SHADES OF DARKNESS
by George E. Brummell
How does a blind person write a book?
How does a blind person write a whole book? How about a blind person with his left hand compromised by a battle injury?
I started writing “Shades of Darkness” in 1977 after being inspired by a book, “If You Could See What I Hear,” by actor/musician/speaker Tom Sullivan, who had attended Harvard University as a blind student and described with humor and honesty how he overcame his limitations. The book was a success and was later made into a film.
I believed I could write a book that would also be inspiring, but from the perspective of a black man’s journey from modest roots, to combat in Vietnam, sudden blindness, and beyond.
I started getting up in the early mornings, with a tape recorder, sitting at my basement bar and trying to remember as much as I could. The process of transferring from tape to paper was a huge obstacle and I dropped the project for a while, until I enrolled at the University of Akron. There I found a writer willing to assist me with class work, as well as transcribing bits of my manuscript.
I persuaded my English instructors to grade my personal writings as class projects. When I became computer literate in the mid-1980s I managed to get what I had on paper scanned into digital form.
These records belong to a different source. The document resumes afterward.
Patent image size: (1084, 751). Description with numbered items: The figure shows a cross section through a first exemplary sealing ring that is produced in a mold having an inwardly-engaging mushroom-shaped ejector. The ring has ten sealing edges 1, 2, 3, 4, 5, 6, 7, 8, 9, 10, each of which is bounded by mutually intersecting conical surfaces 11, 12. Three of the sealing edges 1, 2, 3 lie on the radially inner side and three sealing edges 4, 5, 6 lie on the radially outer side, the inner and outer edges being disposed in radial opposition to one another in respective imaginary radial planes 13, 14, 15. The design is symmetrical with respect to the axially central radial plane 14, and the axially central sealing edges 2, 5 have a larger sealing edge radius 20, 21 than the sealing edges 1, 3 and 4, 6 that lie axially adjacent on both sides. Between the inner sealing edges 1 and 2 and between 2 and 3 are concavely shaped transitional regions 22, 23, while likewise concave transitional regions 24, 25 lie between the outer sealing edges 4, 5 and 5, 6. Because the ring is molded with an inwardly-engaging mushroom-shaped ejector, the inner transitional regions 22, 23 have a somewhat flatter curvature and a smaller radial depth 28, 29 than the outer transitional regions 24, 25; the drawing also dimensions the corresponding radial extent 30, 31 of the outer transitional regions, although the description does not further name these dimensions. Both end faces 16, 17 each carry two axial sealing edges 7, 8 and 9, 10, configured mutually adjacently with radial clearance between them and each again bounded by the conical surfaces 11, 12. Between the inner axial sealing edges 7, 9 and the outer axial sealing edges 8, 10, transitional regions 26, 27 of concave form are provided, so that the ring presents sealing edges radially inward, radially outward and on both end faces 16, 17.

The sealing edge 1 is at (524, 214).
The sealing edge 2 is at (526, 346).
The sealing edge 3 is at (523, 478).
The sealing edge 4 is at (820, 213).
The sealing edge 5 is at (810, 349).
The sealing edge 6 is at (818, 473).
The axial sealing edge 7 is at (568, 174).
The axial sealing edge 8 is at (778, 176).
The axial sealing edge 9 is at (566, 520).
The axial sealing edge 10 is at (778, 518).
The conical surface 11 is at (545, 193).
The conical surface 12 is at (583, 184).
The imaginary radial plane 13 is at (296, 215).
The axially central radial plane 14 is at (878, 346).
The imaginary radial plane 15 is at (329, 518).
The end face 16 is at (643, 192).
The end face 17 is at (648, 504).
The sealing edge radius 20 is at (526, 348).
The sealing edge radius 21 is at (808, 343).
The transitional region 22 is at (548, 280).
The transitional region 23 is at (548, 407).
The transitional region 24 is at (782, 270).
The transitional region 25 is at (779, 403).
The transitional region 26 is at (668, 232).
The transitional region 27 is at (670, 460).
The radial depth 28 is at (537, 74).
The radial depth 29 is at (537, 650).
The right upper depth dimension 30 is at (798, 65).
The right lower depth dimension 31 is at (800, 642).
But it was a mess. When I finally got the text cleaned up, my writing project picked up speed. Nearly every night after returning home from work, I sat typing with my one hand, telling my story to the hard drive. Many nights I only got down a sentence or two, but it was progress nonetheless.
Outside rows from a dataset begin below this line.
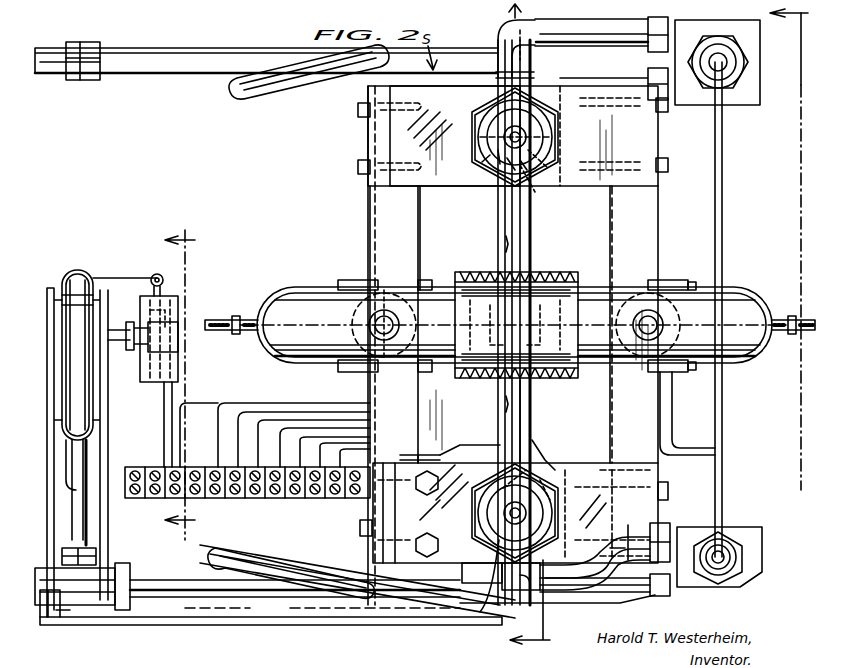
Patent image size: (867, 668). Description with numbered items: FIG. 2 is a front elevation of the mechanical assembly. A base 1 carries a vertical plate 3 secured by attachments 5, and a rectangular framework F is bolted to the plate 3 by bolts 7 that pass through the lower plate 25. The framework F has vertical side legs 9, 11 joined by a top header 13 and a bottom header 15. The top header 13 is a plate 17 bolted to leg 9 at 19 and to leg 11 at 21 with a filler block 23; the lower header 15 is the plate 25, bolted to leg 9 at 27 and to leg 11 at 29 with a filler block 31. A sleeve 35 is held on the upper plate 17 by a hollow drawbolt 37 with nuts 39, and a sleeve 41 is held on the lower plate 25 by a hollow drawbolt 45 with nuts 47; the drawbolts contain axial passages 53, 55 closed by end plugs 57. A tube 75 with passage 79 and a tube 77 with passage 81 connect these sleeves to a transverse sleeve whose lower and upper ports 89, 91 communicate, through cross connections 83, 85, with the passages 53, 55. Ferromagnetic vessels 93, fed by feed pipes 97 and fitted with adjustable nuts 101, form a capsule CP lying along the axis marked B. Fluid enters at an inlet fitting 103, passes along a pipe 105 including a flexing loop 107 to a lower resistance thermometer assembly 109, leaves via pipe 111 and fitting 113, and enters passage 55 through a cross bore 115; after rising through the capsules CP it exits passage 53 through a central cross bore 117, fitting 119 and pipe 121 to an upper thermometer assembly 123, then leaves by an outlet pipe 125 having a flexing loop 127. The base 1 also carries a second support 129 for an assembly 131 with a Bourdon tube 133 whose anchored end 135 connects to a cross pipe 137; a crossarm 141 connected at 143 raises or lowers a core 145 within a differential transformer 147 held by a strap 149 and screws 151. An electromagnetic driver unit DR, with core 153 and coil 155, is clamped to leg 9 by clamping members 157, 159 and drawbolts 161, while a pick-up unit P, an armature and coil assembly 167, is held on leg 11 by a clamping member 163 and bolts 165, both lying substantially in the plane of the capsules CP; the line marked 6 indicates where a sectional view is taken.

The base 1 is at (176, 624).
The vertical plate 3 is at (290, 544).
The attachments 5 is at (228, 620).
The section line 6- 6 is at (186, 385).
The bolts 7 is at (428, 534).
The vertical side leg 9 is at (368, 192).
The vertical side leg 11 is at (658, 190).
The top header 13 is at (474, 196).
The bottom header 15 is at (478, 450).
The plate 17 is at (434, 154).
The bolted connection 19 is at (364, 118).
The bolted connection 21 is at (663, 114).
The filler block 23 is at (582, 184).
The plate 25 is at (501, 576).
The bolted connection 27 is at (366, 520).
The attachment 29 is at (668, 528).
The filler block 31 is at (592, 476).
The sleeve 35 is at (492, 105).
The hollow drawbolt 37 is at (486, 128).
The nuts 39 is at (480, 166).
The sleeve 41 is at (468, 546).
The hollow drawbolt 45 is at (490, 520).
The nuts 47 is at (440, 484).
The axial passage 53 is at (536, 170).
The axial passage 55 is at (531, 494).
The end plugs 57 is at (504, 135).
The tube 75 is at (532, 218).
The tube 77 is at (530, 404).
The passage 79 is at (505, 242).
The passage 81 is at (505, 402).
The cross connection 83 is at (487, 150).
The cross connection 85 is at (546, 446).
The lower transverse port 89 is at (500, 346).
The upper transverse port 91 is at (500, 316).
The vessel 93 is at (298, 288).
The feed pipe 97 is at (272, 350).
The adjustable nut 101 is at (234, 318).
The inlet fitting 103 is at (100, 615).
The lower pipe 105 is at (150, 584).
The flexing loop 107 is at (282, 564).
The lower electric resistance thermometer assembly 109 is at (773, 537).
The pipe 111 is at (620, 545).
The fitting 113 is at (500, 608).
The cross bore 115 is at (600, 560).
The central cross bore 117 is at (528, 95).
The fitting 119 is at (498, 50).
The pipe 121 is at (566, 44).
The upper resistance thermometer assembly 123 is at (742, 105).
The outlet pipe 125 is at (145, 62).
The flexing loop 127 is at (292, 96).
The second support 129 is at (86, 520).
The assembly 131 is at (106, 410).
The Bourdon pressure-responsive tube 133 is at (78, 270).
The anchored end 135 is at (84, 452).
The cross pipe 137 is at (86, 538).
The crossarm 141 is at (124, 278).
The connection 143 is at (157, 274).
The ferromagnetic core 145 is at (150, 312).
The differential transformer 147 is at (144, 368).
The hold-down strap 149 is at (180, 342).
The screws 151 is at (138, 328).
The insulated ferromagnetic core 153 is at (420, 330).
The coil 155 is at (350, 322).
The clamping member 157 is at (378, 375).
The clamping member 159 is at (426, 282).
The drawbolts 161 is at (338, 286).
The clamping member 163 is at (674, 282).
The bolts 165 is at (692, 284).
The armature and coil assembly 167 is at (612, 290).
The rectangular framework F is at (358, 221).
The signal pick-up unit P is at (640, 280).
The capsule CP is at (410, 274).
The electromagnetic driver unit DR is at (364, 278).
The axis B is at (474, 325).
Thanks to the technology that allows a computer to “speak” words, I could haltingly write and edit my thoughts. For a short time I had a couple of volunteers who stopped by and took dictation. The years flew by, but I kept up my routine.
I finally completed the manuscript five years ago, but it just sat on my computer, awaiting the right moment to be born. That came in the fall of 2005 when I went to the VA Blind Rehabilitation Center in New Haven, Connecticut, for computer enhancement training.
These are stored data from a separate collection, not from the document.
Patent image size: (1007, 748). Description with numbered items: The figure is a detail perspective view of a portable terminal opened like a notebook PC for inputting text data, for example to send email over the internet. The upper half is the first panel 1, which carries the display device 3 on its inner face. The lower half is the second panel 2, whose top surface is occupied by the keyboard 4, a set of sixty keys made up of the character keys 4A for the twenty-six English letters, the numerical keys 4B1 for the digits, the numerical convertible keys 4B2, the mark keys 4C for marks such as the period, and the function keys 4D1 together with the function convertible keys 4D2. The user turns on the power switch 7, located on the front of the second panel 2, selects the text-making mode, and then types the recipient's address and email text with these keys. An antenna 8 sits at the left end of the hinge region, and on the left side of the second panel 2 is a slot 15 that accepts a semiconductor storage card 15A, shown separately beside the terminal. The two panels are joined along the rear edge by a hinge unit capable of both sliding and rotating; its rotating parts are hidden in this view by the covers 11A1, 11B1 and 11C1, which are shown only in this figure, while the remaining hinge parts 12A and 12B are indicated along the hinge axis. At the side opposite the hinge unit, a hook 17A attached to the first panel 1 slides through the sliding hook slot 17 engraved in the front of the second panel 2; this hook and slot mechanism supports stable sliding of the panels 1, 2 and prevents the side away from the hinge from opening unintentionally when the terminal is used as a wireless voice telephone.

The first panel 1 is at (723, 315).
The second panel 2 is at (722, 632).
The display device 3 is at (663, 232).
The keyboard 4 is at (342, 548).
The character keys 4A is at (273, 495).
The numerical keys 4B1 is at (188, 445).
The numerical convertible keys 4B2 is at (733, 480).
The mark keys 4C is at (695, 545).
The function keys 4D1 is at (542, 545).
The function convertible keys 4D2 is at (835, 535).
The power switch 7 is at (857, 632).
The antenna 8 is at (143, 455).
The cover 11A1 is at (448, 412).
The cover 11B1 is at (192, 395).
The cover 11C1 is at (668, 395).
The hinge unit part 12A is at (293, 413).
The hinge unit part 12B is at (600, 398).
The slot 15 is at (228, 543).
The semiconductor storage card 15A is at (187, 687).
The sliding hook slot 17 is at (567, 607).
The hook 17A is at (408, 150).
There I met a veteran of World War II, Arthur Gerold, who was learning to cope with macular degeneration. After telling him my story, he was convinced I should get it out of the computer and into the hands of someone who could help me polish it for publication.
He volunteered to carry a printed copy of the manuscript in a snow storm by train to an author friend in New York City. That started a process that ended with the publication of "Shades of Darkness." I hope you get as much pleasure and inspiration out of reading it as I did in the writing.